Port Angeles clinic stepping back from the brink of closing

PORT ANGELES — CliniCare, the only privately owned walk-in medical clinic in Port Angeles, was on the verge of closing this summer, owner and registered nurse practitioner David Kanters said this week.

But the clinic at 621 E. Front St., in Port Angeles may be saved by Dr. Jim Englesby, 62, the facility’s only doctor, Kanters said Wednesday.

Kanters and Englesby said they had “reached an agreement in principle” for Englesby to buy the business, which sees between 35 and 45 patients daily who suffer from colds to advanced-stage cancer — and who don’t need an appointment to see a health-care provider.

New development

“This just took place Sunday, and I’m really hopeful it will work,” Kanters said, adding he plans to stay at CliniCare but will focus more on nursing and less on the business of medicine.

Englesby, 62, a family practice physician and board-certified internist, said he expects a deal to be worked out by the end of June.

CliniCare treats Medicaid patients but is not taking any new ones, he said.

“There’s a whole lot of groundwork that has to go on first,” said Englesby, who began working at CliniCare in January, moving to the North Olympic Peninsula from Truckee, Calif.

“I have to be pretty careful at my age about getting into a long-term financial arrangement,” he said.

Founded by Kanters in 1989, CliniCare employs nine people, including two other nurses in addition to Kanters.

It generates annual gross revenue of about $1 million, but nets Kanters less than $100,000 after expenses “if we’re lucky,” he said.

He refused to divulge his asking price but said it’s “way under $500,000” and equal to “about the price of the equipment.”

“One way or another, I’m going to step down as CEO,” he said, making Aug. 1 a target date.

Things were looking grim for CliniCare on Sunday, when Kanters went from warning several businesses he may be closing the facility to reaching a tentative agreement with Englesby.

Unable to find a buyer, Kanters had faxed a one-page letter to about 20 businesses Sunday warning that he was “running low on options.”

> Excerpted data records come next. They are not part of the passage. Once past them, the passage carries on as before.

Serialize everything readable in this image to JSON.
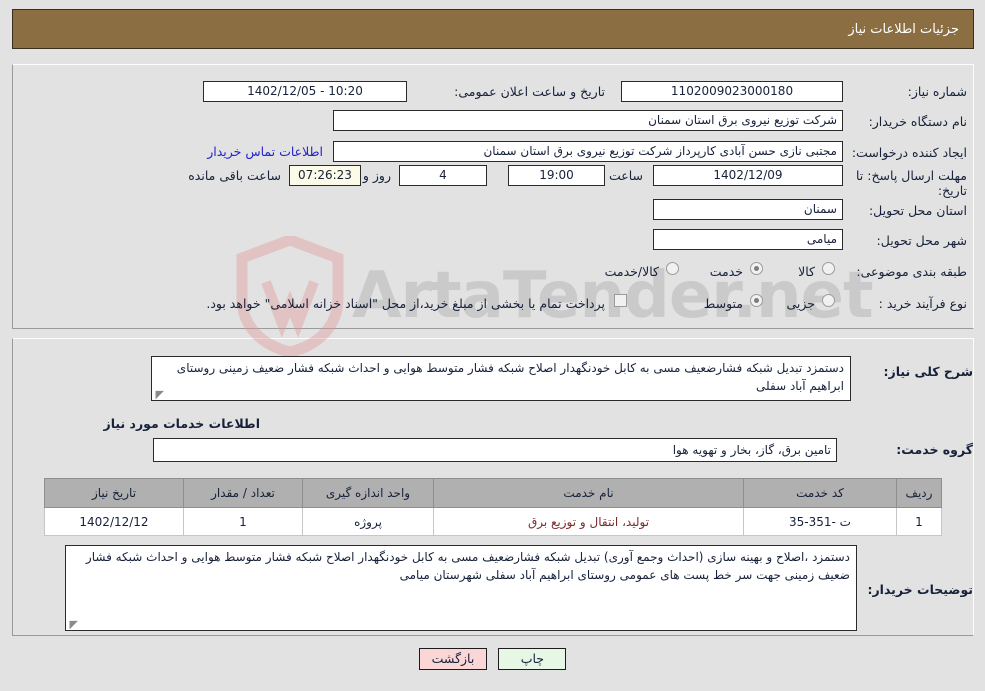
{
  "header": {
    "title": "جزئیات اطلاعات نیاز",
    "bg_color": "#8b6f43"
  },
  "watermark": {
    "text": "ArtaTender.net",
    "shield_color": "#e8b4b4"
  },
  "top_panel": {
    "need_number": {
      "label": "شماره نیاز:",
      "value": "1102009023000180"
    },
    "public_announce": {
      "label": "تاریخ و ساعت اعلان عمومی:",
      "value": "10:20 - 1402/12/05"
    },
    "buyer_org": {
      "label": "نام دستگاه خریدار:",
      "value": "شرکت توزیع نیروی برق استان سمنان"
    },
    "requester": {
      "label": "ایجاد کننده درخواست:",
      "value": "مجتبی نازی حسن آبادی کارپرداز شرکت توزیع نیروی برق استان سمنان"
    },
    "contact_link": "اطلاعات تماس خریدار",
    "deadline": {
      "label": "مهلت ارسال پاسخ: تا تاریخ:",
      "date": "1402/12/09",
      "time_label": "ساعت",
      "time": "19:00",
      "days": "4",
      "days_label": "روز و",
      "remaining": "07:26:23",
      "remaining_label": "ساعت باقی مانده"
    },
    "province": {
      "label": "استان محل تحویل:",
      "value": "سمنان"
    },
    "city": {
      "label": "شهر محل تحویل:",
      "value": "میامی"
    },
    "category": {
      "label": "طبقه بندی موضوعی:",
      "options": [
        "کالا",
        "خدمت",
        "کالا/خدمت"
      ],
      "selected": "خدمت"
    },
    "purchase_type": {
      "label": "نوع فرآیند خرید :",
      "options": [
        "جزیی",
        "متوسط"
      ],
      "selected": "متوسط"
    },
    "treasury_note": {
      "text": "پرداخت تمام یا بخشی از مبلغ خرید،از محل \"اسناد خزانه اسلامی\" خواهد بود.",
      "checked": false
    }
  },
  "mid_panel": {
    "general_desc": {
      "label": "شرح کلی نیاز:",
      "value": "دستمزد تبدیل شبکه فشارضعیف مسی به کابل خودنگهدار اصلاح شبکه فشار متوسط هوایی و احداث شبکه فشار ضعیف زمینی روستای ابراهیم آباد سفلی"
    },
    "services_heading": "اطلاعات خدمات مورد نیاز",
    "service_group": {
      "label": "گروه خدمت:",
      "value": "تامین برق، گاز، بخار و تهویه هوا"
    },
    "table": {
      "columns": [
        "ردیف",
        "کد خدمت",
        "نام خدمت",
        "واحد اندازه گیری",
        "تعداد / مقدار",
        "تاریخ نیاز"
      ],
      "rows": [
        {
          "index": "1",
          "code": "ت -351-35",
          "name": "تولید، انتقال و توزیع برق",
          "unit": "پروژه",
          "quantity": "1",
          "need_date": "1402/12/12"
        }
      ]
    },
    "buyer_notes": {
      "label": "توضیحات خریدار:",
      "value": "دستمزد ،اصلاح و بهینه سازی (احداث وجمع آوری) تبدیل شبکه فشارضعیف مسی به کابل خودنگهدار اصلاح شبکه فشار متوسط هوایی و احداث شبکه فشار ضعیف زمینی جهت سر خط پست های عمومی روستای ابراهیم آباد سفلی شهرستان میامی"
    }
  },
  "footer": {
    "print_label": "چاپ",
    "back_label": "بازگشت"
  }
}
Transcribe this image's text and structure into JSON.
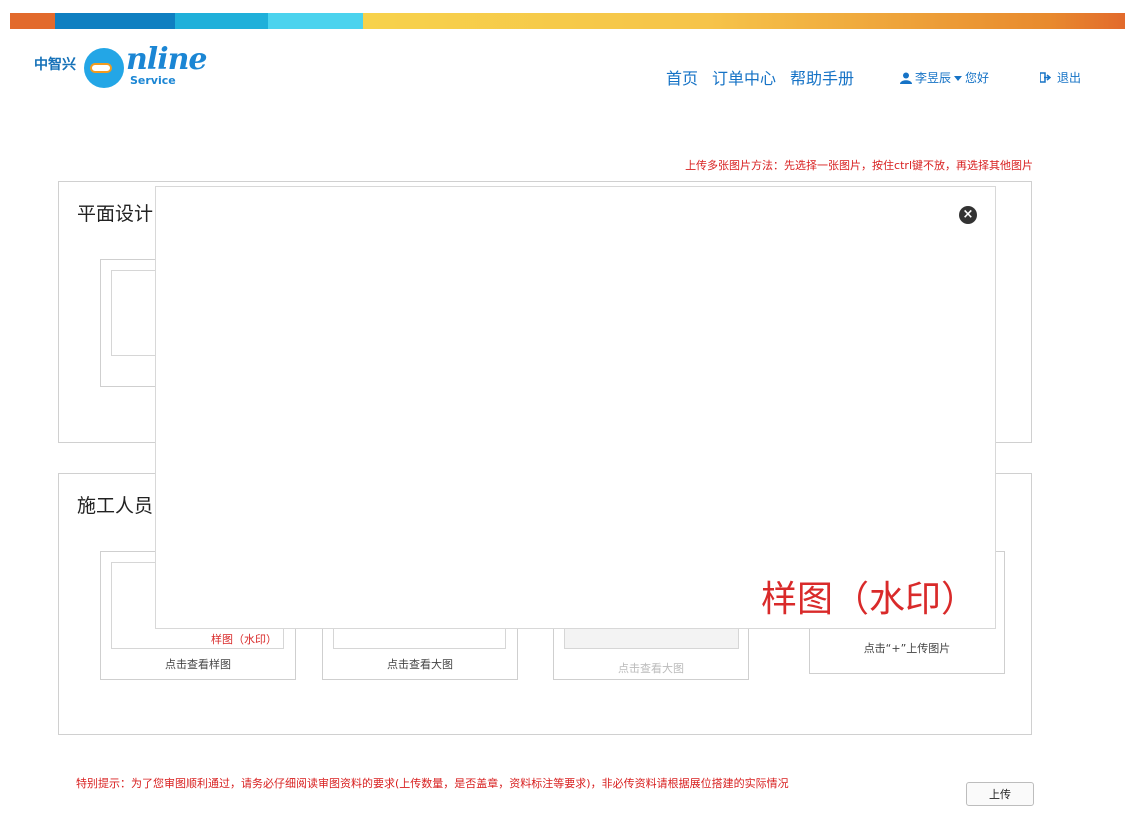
{
  "colors": {
    "topbar": [
      "#e26a2c",
      "#0f7fc1",
      "#1fb0da",
      "#4bd3ee",
      "#f7d24b",
      "#e88a2e"
    ],
    "accent": "#1673c6",
    "warning": "#d82020"
  },
  "logo": {
    "cn": "中智兴",
    "word": "nline",
    "service": "Service"
  },
  "nav": {
    "home": "首页",
    "orders": "订单中心",
    "help": "帮助手册"
  },
  "user": {
    "name": "李昱辰",
    "greeting": "您好",
    "icon": "user-icon",
    "caret_icon": "caret-down-icon"
  },
  "logout": {
    "label": "退出",
    "icon": "logout-icon"
  },
  "tips": {
    "top": "上传多张图片方法：先选择一张图片，按住ctrl键不放，再选择其他图片",
    "bottom": "特别提示：为了您审图顺利通过，请务必仔细阅读审图资料的要求(上传数量，是否盖章，资料标注等要求)，非必传资料请根据展位搭建的实际情况"
  },
  "section1": {
    "title": "平面设计"
  },
  "section2": {
    "title": "施工人员",
    "cards": [
      {
        "caption": "点击查看样图",
        "watermark": "样图（水印）"
      },
      {
        "caption": "点击查看大图"
      },
      {
        "caption": "点击查看大图"
      },
      {
        "caption": "点击“+”上传图片"
      }
    ]
  },
  "modal": {
    "watermark": "样图（水印）",
    "close_icon": "close-circle-icon"
  },
  "upload_button": "上传"
}
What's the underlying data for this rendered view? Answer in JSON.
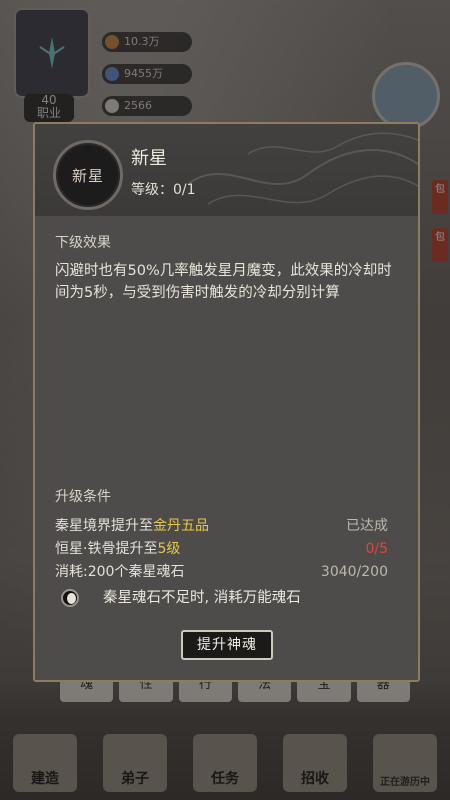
{
  "background": {
    "level_value": "40",
    "level_caption": "职业",
    "resources": [
      {
        "icon": "copper-coin-icon",
        "value": "10.3万"
      },
      {
        "icon": "spirit-stone-icon",
        "value": "9455万"
      },
      {
        "icon": "yin-yang-icon",
        "value": "2566"
      }
    ],
    "side_labels": [
      "包",
      "包"
    ],
    "tabs": [
      "魂",
      "性",
      "行",
      "法",
      "宝",
      "器"
    ],
    "nav": [
      "建造",
      "弟子",
      "任务",
      "招收",
      "正在游历中"
    ]
  },
  "skill": {
    "icon_text": "新星",
    "name": "新星",
    "level_label": "等级：",
    "level_value": "0/1"
  },
  "next_effect": {
    "title": "下级效果",
    "description": "闪避时也有50%几率触发星月魔变，此效果的冷却时间为5秒，与受到伤害时触发的冷却分别计算"
  },
  "conditions": {
    "title": "升级条件",
    "rows": [
      {
        "prefix": "秦星境界提升至",
        "highlight": "金丹五品",
        "suffix": "",
        "value": "已达成",
        "highlight_color": "#e8c64a",
        "value_color": "#bdb7ae"
      },
      {
        "prefix": "恒星·铁骨提升至",
        "highlight": "5级",
        "suffix": "",
        "value": "0/5",
        "highlight_color": "#e8c64a",
        "value_color": "#e0433a"
      },
      {
        "prefix": "消耗:200个秦星魂石",
        "highlight": "",
        "suffix": "",
        "value": "3040/200",
        "highlight_color": "#e8c64a",
        "value_color": "#bdb7ae"
      }
    ]
  },
  "option": {
    "label": "秦星魂石不足时, 消耗万能魂石",
    "enabled": true
  },
  "upgrade_button": "提升神魂"
}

“Rumor has been circulating that CliniCare is closing,” he said in the letter, adding, “If it comes to closing, know that it was not an easy decision.”

Kanters had wanted to sell CliniCare to his daughter, Ana Swanson, a newly graduated family physician who specializes in obstetrics, he said in the letter.

But a call-share arrangement could not be worked out with Family Medicine in Port Angeles that would have allowed Swanson to take some days off and not be on call 365 days a year, Kanters said.

“After months of negotiations, their solution was for me to close CliniCare, and she could work for them,” Kanters said in the letter.

Dr. Stan Garlick, the senior doctor at Family Medicine, said CliniCare’s lack of a computerized record-keeping system raised safety issues with patient care, making the call-share arrangement unworkable.

“We’ve known for 10 years that medical records need to be computerized and that it’s not really safe to have a paper system anymore,” Garlick said Wednesday.

“That’s crap,” Kanters responded.

“It’s under a federal deal to change to electronic records in the next couple of years. It’s just a matter of making a switch to accommodate each other.

“That was never cited to me as any kind of rationale. It would have been, ‘What does it do have electronic records? We have to do it anyway.'”

Kanters also approached Olympic Medical Center about the hospital buying CliniCare.

“In short, they were not at all interested or supportive, but they did wish us ‘good luck,'” Kanters said in the letter.

Offered assistance

In a statement, Assistant Administrator Rhonda Curry said the hospital “specifically offered financial assistance for the purpose of recruiting a new physician to the community to provide care in the CliniCare practice,” she said.

“However, with the challenging economics OMC now faces, specifically with Medicare and the Medicaid reimbursement cuts, OMC is not in a position to assume the CliniCare business at this time.”

If CliniCare does close, patients will be given at least 60 days to transfer their care to another doctor or facility, Kanters said.

Kanters said Primary Care is the only other private walk-in clinic in Clallam County.